Der Kommunikationskonzern Telekom Slovenije teilte am Freitag mit, dass dem Roten Kreuz 2.000 Simkarten für Flüchtlinge zur Verfügung gestellt werden. Außerdem will das Unternehmen an den slowenischen Notunterkünften kostenlose Wlan-Hotspots einrichten. Im Auftrag der slowenischen Behörden errichten die Katholischen Pfadfinder mehrere Zeltstädte entlang der Grenze zu Kroatien.

Da die meisten Flüchtlinge nahe Brežice nach Slowenien kommen, wird das erste Zeltlager, das etwa 300 Personen aufnehmen soll, dort aufgebaut. Nach Informationen des Innenministeriums hat bis jetzt kein aus Kroatien kommender Flüchtling einen Asylantrag in Slowenien gestellt.

Budapest weitete den Notstand auf vier Gebiete im Süden aus, die an Kroatien, Slowenien und Österreich grenzen. Das berechtigt die Behörden zu besonderen Maßnahmen gegenüber Flüchtlingen. Seit Dienstag gilt der Krisenfall für zwei Bezirke an der Grenze zu Serbien. Der dortige Grenzzaun hatte viele Flüchtlinge veranlasst, eine neue Route in Richtung EU zu nehmen.

Steinmeier in der Türkei

Unterdessen bot Außenminister Frank-Walter Steinmeier der Türkei weitere Hilfe bei der Bewältigung der Flüchtlingskrise an. Bei einem Besuch in Ankara lobte er den Nato-Partner für die Aufnahme von um die zwei Millionen Menschen allein aus Syrien. Wichtig sei es, eine „Rückkehr-Perspektive“ zu ermöglichen. Ziel ist es zu verhindern, dass sich noch mehr Flüchtlinge auf den Weg nach Europa machen. Die Türkei hat mehr als 2,3 Millionen Menschen aufgenommen, auch aus dem Irak und Afghanistan. Viele wollen inzwischen weiter nach Europa.
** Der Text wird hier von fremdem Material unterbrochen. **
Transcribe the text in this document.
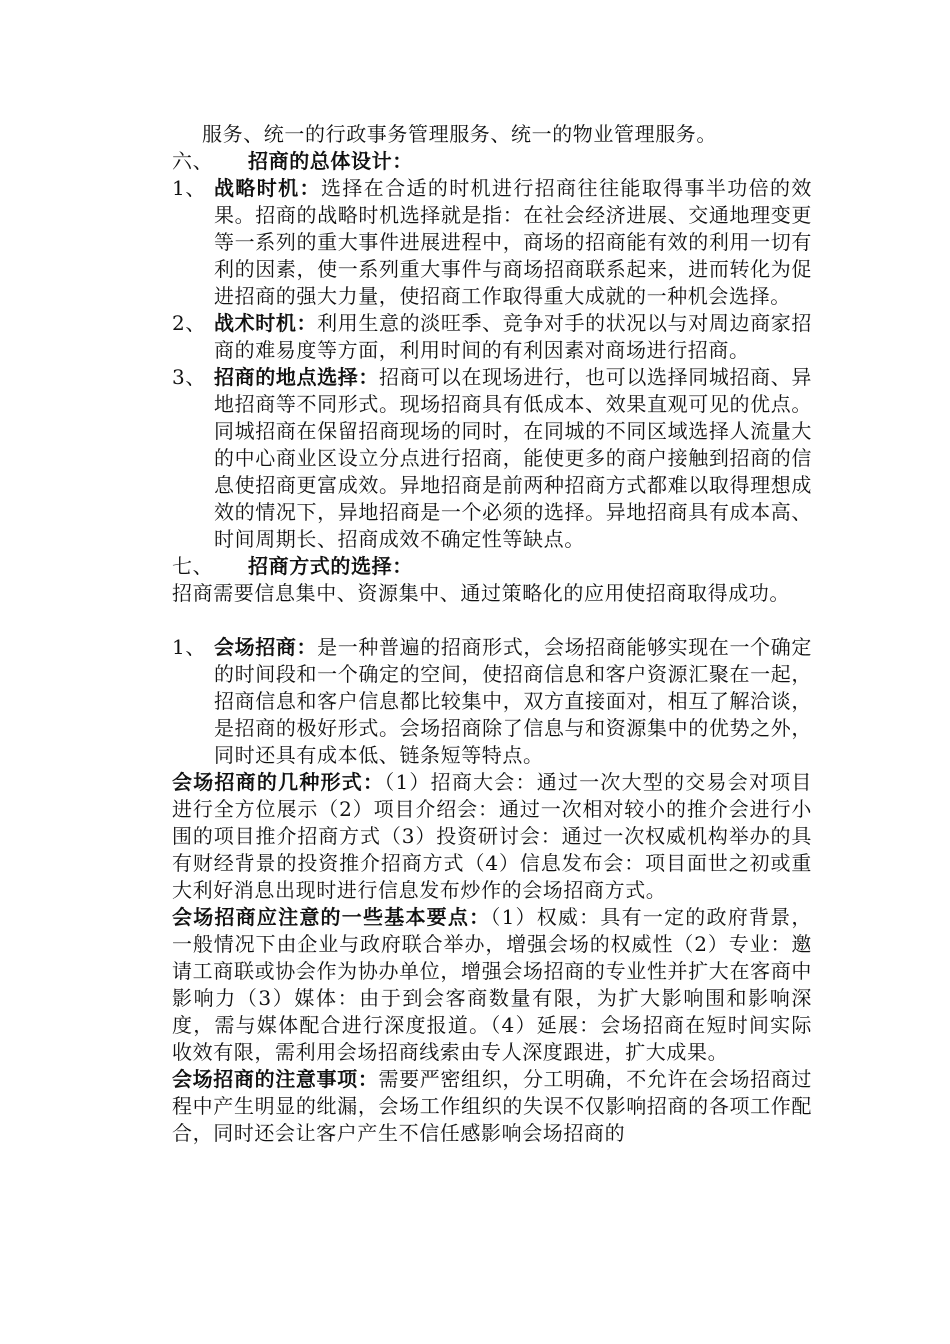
服务、统一的行政事务管理服务、统一的物业管理服务。

六、	招商的总体设计：
1、 战略时机：选择在合适的时机进行招商往往能取得事半功倍的效果。招商的战略时机选择就是指：在社会经济进展、交通地理变更等一系列的重大事件进展进程中，商场的招商能有效的利用一切有利的因素，使一系列重大事件与商场招商联系起来，进而转化为促进招商的强大力量，使招商工作取得重大成就的一种机会选择。
2、 战术时机：利用生意的淡旺季、竞争对手的状况以与对周边商家招商的难易度等方面，利用时间的有利因素对商场进行招商。
3、 招商的地点选择：招商可以在现场进行，也可以选择同城招商、异地招商等不同形式。现场招商具有低成本、效果直观可见的优点。同城招商在保留招商现场的同时，在同城的不同区域选择人流量大的中心商业区设立分点进行招商，能使更多的商户接触到招商的信息使招商更富成效。异地招商是前两种招商方式都难以取得理想成效的情况下，异地招商是一个必须的选择。异地招商具有成本高、时间周期长、招商成效不确定性等缺点。
七、	招商方式的选择：

招商需要信息集中、资源集中、通过策略化的应用使招商取得成功。

1、 会场招商：是一种普遍的招商形式，会场招商能够实现在一个确定的时间段和一个确定的空间，使招商信息和客户资源汇聚在一起，招商信息和客户信息都比较集中，双方直接面对，相互了解洽谈，是招商的极好形式。会场招商除了信息与和资源集中的优势之外，同时还具有成本低、链条短等特点。

会场招商的几种形式：（1）招商大会：通过一次大型的交易会对项目进行全方位展示（2）项目介绍会：通过一次相对较小的推介会进行小围的项目推介招商方式（3）投资研讨会：通过一次权威机构举办的具有财经背景的投资推介招商方式（4）信息发布会：项目面世之初或重大利好消息出现时进行信息发布炒作的会场招商方式。

会场招商应注意的一些基本要点：（1）权威：具有一定的政府背景，一般情况下由企业与政府联合举办，增强会场的权威性（2）专业：邀请工商联或协会作为协办单位，增强会场招商的专业性并扩大在客商中影响力（3）媒体：由于到会客商数量有限，为扩大影响围和影响深度，需与媒体配合进行深度报道。（4）延展：会场招商在短时间实际收效有限，需利用会场招商线索由专人深度跟进，扩大成果。

会场招商的注意事项：需要严密组织，分工明确，不允许在会场招商过程中产生明显的纰漏，会场工作组织的失误不仅影响招商的各项工作配合，同时还会让客户产生不信任感影响会场招商的
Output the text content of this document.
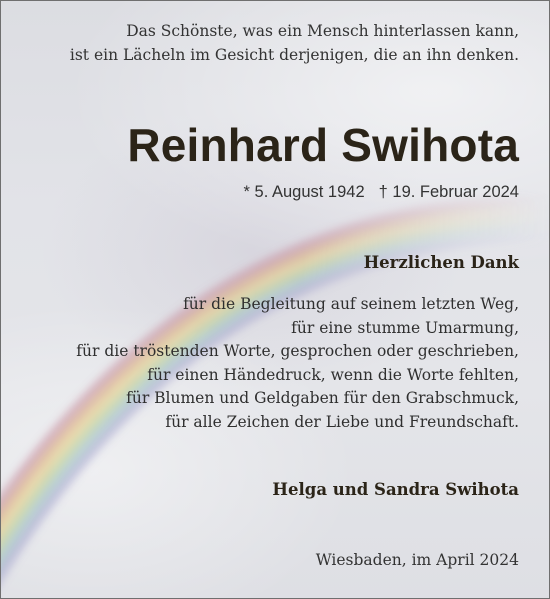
Das Schönste, was ein Mensch hinterlassen kann,
ist ein Lächeln im Gesicht derjenigen, die an ihn denken.
Reinhard Swihota
* 5. August 1942 † 19. Februar 2024
Herzlichen Dank
für die Begleitung auf seinem letzten Weg,
für eine stumme Umarmung,
für die tröstenden Worte, gesprochen oder geschrieben,
für einen Händedruck, wenn die Worte fehlten,
für Blumen und Geldgaben für den Grabschmuck,
für alle Zeichen der Liebe und Freundschaft.
Helga und Sandra Swihota
Wiesbaden, im April 2024
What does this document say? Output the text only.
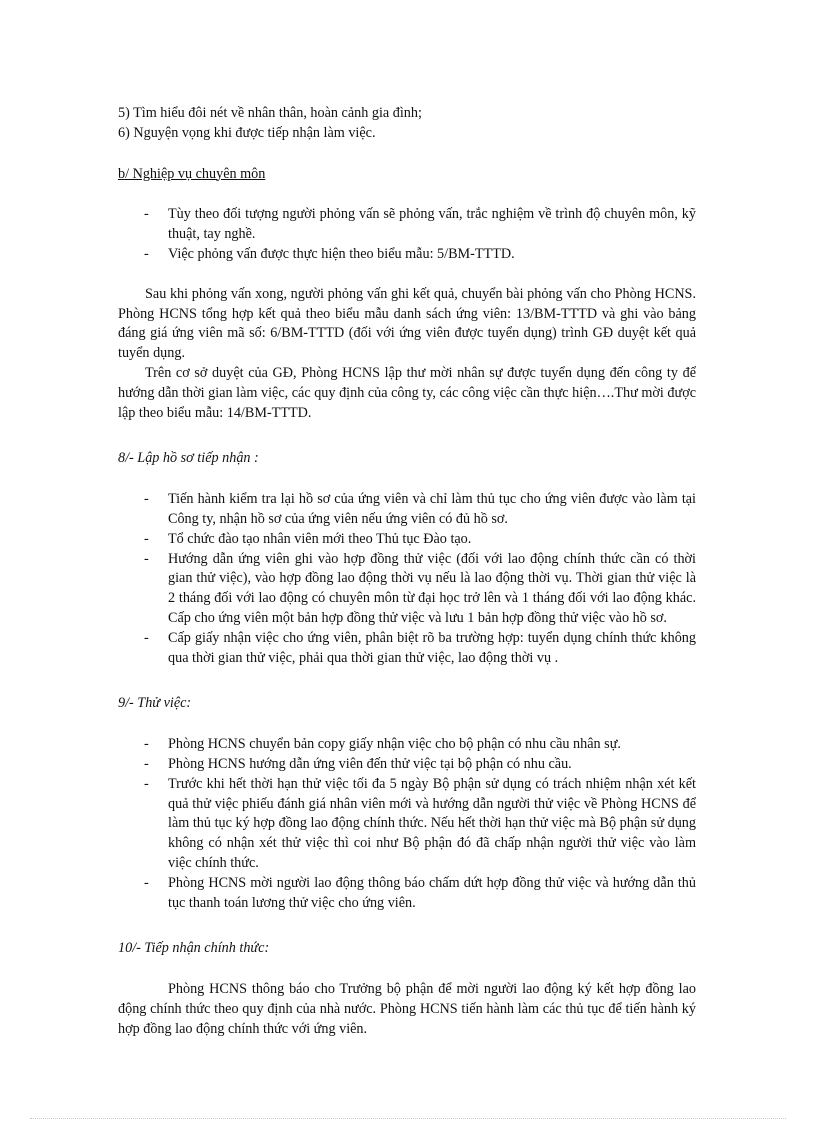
5) Tìm hiểu đôi nét về nhân thân, hoàn cảnh gia đình;

6) Nguyện vọng khi được tiếp nhận làm việc.

b/ Nghiệp vụ chuyên môn

- Tùy theo đối tượng người phỏng vấn sẽ phỏng vấn, trắc nghiệm về trình độ chuyên môn, kỹ thuật, tay nghề.
- Việc phỏng vấn được thực hiện theo biểu mẫu: 5/BM-TTTD.

Sau khi phỏng vấn xong, người phỏng vấn ghi kết quả, chuyển bài phỏng vấn cho Phòng HCNS. Phòng HCNS tổng hợp kết quả theo biểu mẫu danh sách ứng viên: 13/BM-TTTD và ghi vào bảng đáng giá ứng viên mã số: 6/BM-TTTD (đối với ứng viên được tuyển dụng) trình GĐ duyệt kết quả tuyển dụng.

Trên cơ sở duyệt của GĐ, Phòng HCNS lập thư mời nhân sự được tuyển dụng đến công ty để hướng dẫn thời gian làm việc, các quy định của công ty, các công việc cần thực hiện….Thư mời được lập theo biểu mẫu: 14/BM-TTTD.

8/- Lập hồ sơ tiếp nhận :

- Tiến hành kiểm tra lại hồ sơ của ứng viên và chỉ làm thủ tục cho ứng viên được vào làm tại Công ty, nhận hồ sơ của ứng viên nếu ứng viên có đủ hồ sơ.
- Tổ chức đào tạo nhân viên mới theo Thủ tục Đào tạo.
- Hướng dẫn ứng viên ghi vào hợp đồng thử việc (đối với lao động chính thức cần có thời gian thử việc), vào hợp đồng lao động thời vụ nếu là lao động thời vụ. Thời gian thử việc là 2 tháng đối với lao động có chuyên môn từ đại học trở lên và 1 tháng đối với lao động khác. Cấp cho ứng viên một bản hợp đồng thử việc và lưu 1 bản hợp đồng thử việc vào hồ sơ.
- Cấp giấy nhận việc cho ứng viên, phân biệt rõ ba trường hợp: tuyển dụng chính thức không qua thời gian thử việc, phải qua thời gian thử việc, lao động thời vụ .

9/- Thử việc:

- Phòng HCNS chuyển bản copy giấy nhận việc cho bộ phận có nhu cầu nhân sự.
- Phòng HCNS hướng dẫn ứng viên đến thử việc tại bộ phận có nhu cầu.
- Trước khi hết thời hạn thử việc tối đa 5 ngày Bộ phận sử dụng có trách nhiệm nhận xét kết quả thử việc phiếu đánh giá nhân viên mới và hướng dẫn người thử việc về Phòng HCNS để làm thủ tục ký hợp đồng lao động chính thức. Nếu hết thời hạn thử việc mà Bộ phận sử dụng không có nhận xét thử việc thì coi như Bộ phận đó đã chấp nhận người thử việc vào làm việc chính thức.
- Phòng HCNS mời người lao động thông báo chấm dứt hợp đồng thử việc và hướng dẫn thủ tục thanh toán lương thử việc cho ứng viên.

10/- Tiếp nhận chính thức:

Phòng HCNS thông báo cho Trưởng bộ phận để mời người lao động ký kết hợp đồng lao động chính thức theo quy định của nhà nước. Phòng HCNS tiến hành làm các thủ tục để tiến hành ký hợp đồng lao động chính thức với ứng viên.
Verteidigungsministerin Ursula von der Leyen (CDU) zeigte sich überzeugt, dass die Deutschen die Ankunft der Flüchtlinge in 20 Jahren rückblickend positiv bewerten werden. Damit die Ankunft der Schutzsuchenden zu einer Bereicherung für die alternde deutsche Gesellschaft werden könne, müsse aber klar sein, „dass bei unserem Zusammenleben hier unsere Regeln für alle gelten“.

In Bayern werden immer mehr mutmaßliche Schleuser festgenommen. Fast 800 Menschen, die Flüchtlinge illegal über die Grenze gebracht haben sollen, sitzen dort inzwischen in Untersuchungshaft, berichtete das Justizministerium in München.